Mostly, Carol and I watched episodes from the DVD gatherum of “Anything But Love.” It was a half-hour TV sitcom that ran from 1989-1992. We would watch it now and then while Carol brushed dogs, and it featured a brand of gentle humor that TV simply doesn’t understand anymore. 25 years is a long time, and I had completely forgotten Joseph Maher, who had a long run with the series. He’s one of those guys that you’ve doubtless seen and heard but probably can’t name, and his chemistry with stars Richard Lewis and Jamie Lee Curtis was damned near perfect. The series is about a magazine based in Chicago, so I paid attention to the details. Yes, magazine publishing really did sort of work like that back in the 80s, with a lot fewer people, a lot less screwing around, and a whole lot more work.
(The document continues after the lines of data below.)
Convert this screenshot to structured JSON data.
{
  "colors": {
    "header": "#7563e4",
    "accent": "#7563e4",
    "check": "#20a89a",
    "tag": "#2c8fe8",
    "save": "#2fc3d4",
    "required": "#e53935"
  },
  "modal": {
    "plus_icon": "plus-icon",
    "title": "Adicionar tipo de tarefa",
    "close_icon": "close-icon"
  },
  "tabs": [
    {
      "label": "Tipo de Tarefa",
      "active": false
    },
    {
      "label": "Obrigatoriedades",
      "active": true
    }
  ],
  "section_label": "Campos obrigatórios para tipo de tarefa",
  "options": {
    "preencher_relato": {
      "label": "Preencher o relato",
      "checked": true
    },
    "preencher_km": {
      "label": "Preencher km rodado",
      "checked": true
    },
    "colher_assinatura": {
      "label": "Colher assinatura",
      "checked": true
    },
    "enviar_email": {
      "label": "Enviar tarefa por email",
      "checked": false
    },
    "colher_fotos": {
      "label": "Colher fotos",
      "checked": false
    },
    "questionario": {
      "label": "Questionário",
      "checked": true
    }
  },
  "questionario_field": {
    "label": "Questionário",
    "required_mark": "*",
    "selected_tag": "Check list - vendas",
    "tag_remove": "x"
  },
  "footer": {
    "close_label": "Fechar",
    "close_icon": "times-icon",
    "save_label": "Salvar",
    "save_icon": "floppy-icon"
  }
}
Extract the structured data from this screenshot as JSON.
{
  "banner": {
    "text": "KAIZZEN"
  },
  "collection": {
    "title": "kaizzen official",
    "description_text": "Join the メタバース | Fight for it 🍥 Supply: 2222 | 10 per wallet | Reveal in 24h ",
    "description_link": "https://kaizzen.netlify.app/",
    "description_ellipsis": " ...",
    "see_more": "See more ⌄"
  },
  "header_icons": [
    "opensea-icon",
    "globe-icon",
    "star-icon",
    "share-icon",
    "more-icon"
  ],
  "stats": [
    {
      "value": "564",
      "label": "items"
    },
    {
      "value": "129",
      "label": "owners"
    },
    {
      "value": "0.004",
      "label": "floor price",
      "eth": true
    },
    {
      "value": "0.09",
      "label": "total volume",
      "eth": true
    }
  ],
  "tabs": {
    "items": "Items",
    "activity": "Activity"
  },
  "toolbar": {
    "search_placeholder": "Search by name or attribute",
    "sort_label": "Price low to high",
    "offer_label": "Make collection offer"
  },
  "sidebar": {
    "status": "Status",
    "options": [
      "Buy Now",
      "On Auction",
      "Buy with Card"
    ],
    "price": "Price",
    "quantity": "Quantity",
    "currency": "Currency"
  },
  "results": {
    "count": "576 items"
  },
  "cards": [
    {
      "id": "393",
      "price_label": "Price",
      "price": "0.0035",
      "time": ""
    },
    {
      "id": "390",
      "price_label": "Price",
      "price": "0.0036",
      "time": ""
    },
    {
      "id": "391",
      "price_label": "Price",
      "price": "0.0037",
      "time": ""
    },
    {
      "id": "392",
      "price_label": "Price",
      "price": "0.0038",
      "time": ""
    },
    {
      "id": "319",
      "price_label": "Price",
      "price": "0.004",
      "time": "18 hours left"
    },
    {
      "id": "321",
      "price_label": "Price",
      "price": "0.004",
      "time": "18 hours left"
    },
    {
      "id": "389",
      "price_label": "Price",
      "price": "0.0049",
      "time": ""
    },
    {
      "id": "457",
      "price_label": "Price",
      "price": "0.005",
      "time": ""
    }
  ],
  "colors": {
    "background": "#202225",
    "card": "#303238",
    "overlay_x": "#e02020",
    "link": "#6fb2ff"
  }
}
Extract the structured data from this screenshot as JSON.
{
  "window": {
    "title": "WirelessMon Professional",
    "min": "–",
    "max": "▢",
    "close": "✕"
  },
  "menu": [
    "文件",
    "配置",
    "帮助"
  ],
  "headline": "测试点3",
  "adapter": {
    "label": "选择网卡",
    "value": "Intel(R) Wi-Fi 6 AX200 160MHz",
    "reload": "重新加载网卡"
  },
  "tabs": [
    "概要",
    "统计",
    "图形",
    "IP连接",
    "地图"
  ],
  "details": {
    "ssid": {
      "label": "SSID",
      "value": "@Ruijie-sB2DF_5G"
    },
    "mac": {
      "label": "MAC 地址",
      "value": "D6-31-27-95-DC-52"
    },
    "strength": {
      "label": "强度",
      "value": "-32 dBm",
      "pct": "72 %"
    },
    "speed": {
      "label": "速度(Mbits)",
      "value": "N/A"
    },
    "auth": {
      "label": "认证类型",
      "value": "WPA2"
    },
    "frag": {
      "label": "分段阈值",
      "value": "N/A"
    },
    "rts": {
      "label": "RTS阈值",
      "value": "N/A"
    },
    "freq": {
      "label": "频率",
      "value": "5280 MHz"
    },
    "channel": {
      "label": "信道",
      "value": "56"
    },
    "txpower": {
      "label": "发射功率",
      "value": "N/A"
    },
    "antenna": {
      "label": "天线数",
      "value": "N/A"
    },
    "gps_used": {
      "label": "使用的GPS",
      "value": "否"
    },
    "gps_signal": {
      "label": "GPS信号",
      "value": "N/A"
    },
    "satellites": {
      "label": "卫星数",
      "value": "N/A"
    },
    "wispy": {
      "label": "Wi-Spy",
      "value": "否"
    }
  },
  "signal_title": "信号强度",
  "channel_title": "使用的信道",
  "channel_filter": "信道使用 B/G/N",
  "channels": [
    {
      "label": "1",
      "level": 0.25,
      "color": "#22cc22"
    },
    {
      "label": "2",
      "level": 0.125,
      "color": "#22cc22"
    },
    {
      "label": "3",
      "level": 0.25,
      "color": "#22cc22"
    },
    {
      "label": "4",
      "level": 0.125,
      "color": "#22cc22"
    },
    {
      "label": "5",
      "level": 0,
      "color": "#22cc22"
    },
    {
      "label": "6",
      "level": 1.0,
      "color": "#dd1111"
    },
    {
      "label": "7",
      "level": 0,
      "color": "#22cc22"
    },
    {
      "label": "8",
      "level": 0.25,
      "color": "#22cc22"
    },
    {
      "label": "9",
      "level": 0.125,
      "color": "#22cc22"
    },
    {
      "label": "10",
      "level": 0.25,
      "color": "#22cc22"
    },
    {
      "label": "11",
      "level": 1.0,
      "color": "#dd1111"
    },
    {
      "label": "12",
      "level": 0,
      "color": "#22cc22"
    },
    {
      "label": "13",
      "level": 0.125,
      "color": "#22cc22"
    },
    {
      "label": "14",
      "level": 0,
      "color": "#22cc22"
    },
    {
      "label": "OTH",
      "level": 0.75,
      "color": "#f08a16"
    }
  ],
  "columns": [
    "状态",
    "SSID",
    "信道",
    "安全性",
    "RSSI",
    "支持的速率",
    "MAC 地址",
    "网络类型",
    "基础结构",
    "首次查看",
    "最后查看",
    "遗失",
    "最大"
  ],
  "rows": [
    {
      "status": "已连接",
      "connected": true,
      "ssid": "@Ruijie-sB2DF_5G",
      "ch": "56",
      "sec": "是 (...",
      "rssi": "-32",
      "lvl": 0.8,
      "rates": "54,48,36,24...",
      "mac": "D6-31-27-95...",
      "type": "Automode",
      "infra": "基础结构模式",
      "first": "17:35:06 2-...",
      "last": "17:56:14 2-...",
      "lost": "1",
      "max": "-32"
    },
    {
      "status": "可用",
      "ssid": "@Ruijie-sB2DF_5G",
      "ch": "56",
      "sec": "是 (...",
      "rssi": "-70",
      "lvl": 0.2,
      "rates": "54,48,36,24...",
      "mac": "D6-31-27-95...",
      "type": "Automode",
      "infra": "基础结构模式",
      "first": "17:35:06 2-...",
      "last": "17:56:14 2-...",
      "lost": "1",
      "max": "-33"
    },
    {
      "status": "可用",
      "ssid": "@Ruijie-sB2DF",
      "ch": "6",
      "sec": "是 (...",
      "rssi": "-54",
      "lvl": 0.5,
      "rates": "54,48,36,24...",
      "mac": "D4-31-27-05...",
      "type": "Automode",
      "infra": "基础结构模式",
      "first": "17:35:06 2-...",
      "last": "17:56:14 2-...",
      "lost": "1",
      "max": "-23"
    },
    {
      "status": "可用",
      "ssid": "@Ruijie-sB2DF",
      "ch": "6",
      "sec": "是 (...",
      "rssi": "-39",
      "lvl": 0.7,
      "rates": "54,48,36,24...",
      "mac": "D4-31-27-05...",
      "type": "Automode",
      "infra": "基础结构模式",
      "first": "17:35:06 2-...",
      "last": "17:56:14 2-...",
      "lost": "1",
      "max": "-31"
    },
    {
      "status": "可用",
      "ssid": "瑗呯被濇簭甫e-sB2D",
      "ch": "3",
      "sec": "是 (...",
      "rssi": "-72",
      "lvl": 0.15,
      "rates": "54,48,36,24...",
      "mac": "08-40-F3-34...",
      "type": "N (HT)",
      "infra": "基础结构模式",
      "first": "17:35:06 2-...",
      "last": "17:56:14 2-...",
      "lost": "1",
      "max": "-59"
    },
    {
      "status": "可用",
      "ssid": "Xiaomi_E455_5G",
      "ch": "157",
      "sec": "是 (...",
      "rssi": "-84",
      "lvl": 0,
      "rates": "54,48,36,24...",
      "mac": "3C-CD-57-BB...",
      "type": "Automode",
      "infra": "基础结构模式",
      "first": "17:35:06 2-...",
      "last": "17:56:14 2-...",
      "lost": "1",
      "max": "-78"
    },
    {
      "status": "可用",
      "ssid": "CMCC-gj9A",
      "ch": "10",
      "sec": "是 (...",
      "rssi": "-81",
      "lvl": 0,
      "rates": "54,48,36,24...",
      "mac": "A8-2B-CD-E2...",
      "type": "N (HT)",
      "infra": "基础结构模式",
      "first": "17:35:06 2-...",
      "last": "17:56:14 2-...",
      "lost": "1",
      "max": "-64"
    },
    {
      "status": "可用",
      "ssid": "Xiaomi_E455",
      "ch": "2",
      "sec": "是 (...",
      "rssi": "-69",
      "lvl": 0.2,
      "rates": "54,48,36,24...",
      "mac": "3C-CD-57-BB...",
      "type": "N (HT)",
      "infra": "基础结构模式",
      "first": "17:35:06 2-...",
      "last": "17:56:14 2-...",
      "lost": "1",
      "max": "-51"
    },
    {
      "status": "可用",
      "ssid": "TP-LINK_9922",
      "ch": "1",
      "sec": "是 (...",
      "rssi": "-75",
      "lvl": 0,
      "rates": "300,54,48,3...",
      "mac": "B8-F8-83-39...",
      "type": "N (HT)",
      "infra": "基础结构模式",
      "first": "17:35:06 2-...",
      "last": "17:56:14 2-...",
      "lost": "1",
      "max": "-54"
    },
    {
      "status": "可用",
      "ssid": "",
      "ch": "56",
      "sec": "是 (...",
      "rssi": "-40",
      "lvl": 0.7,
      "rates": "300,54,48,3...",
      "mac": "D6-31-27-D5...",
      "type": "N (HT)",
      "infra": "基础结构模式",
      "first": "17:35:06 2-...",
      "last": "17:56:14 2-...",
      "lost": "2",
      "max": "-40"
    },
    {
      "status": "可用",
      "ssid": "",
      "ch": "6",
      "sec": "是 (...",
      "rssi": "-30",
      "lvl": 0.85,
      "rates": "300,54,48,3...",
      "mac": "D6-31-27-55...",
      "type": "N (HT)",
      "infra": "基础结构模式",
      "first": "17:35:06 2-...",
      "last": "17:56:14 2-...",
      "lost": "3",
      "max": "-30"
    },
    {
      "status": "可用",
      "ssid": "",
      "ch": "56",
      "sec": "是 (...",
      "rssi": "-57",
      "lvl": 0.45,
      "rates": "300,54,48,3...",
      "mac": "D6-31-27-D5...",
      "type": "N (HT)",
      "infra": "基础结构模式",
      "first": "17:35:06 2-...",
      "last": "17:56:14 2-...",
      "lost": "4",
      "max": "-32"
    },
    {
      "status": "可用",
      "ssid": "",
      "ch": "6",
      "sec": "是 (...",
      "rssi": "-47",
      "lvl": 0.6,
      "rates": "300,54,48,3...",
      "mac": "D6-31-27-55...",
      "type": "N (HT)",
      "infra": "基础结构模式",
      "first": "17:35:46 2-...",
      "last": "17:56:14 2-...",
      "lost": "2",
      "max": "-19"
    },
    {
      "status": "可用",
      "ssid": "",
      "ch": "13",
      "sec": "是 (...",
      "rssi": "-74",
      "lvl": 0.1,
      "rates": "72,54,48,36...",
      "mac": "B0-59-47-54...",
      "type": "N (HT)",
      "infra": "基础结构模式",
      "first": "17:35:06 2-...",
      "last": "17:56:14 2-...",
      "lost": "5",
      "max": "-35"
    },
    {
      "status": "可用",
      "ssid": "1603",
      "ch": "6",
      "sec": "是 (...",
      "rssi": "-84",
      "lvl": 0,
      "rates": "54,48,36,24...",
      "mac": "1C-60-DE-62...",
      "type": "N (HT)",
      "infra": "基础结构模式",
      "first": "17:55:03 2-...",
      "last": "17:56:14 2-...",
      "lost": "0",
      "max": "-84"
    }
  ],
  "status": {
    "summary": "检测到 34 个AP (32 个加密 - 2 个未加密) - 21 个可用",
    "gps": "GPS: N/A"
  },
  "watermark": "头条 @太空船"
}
My most promising entertainment, however, was lying on my back and vividly imagining the Neanderthals who may star in a possible comic novel called The Gathering Ice. They’re homely but clever guys who have been hiding in plain sight for 20,000 years by pretending to be ugly humans, telling jokes at our expense and harnessing homo sap’s frenetic energy to make their lives easier. They wrote the Voynich Manuscript and gave it to Emperor Rudolf II just to torment him (along with a long line of homo sap cipher hobbyists.) When it looks like a new Ice Age begins setting in during the 2020s, the Plugs (as they call themselves) go looking for long-lost members of their tribe and the occasional throwback. Among other techniques, they break into the TSA’s top-secret Cloud database of traveler X-rays and look for conical ribcages and occipital buns. (I have both, but my Neanderthal blood is far from pure.) They have a plan that might in fact reverse the relentless march of the glaciers and short-circuit the end of the Holocene. Should they do it? (Of course they should. And of course they do. Duhhh.) It’s a sendup of steampunk, dieselpunk, reality TV, the Holy Roman Empire, global warming, Pythagoras, the Paleo Diet, and a great many other things. No dancing zombies. Cavemen throw good polka parties, though. And all those skinny-dipping ladies in Voynich? Neanderthal babes doing hands-on DNA research.

I will probably be a little quiet for a few more days. I’m still here. If I’m envisioning scenes from a novel, I’m probably going to be all right. Patience!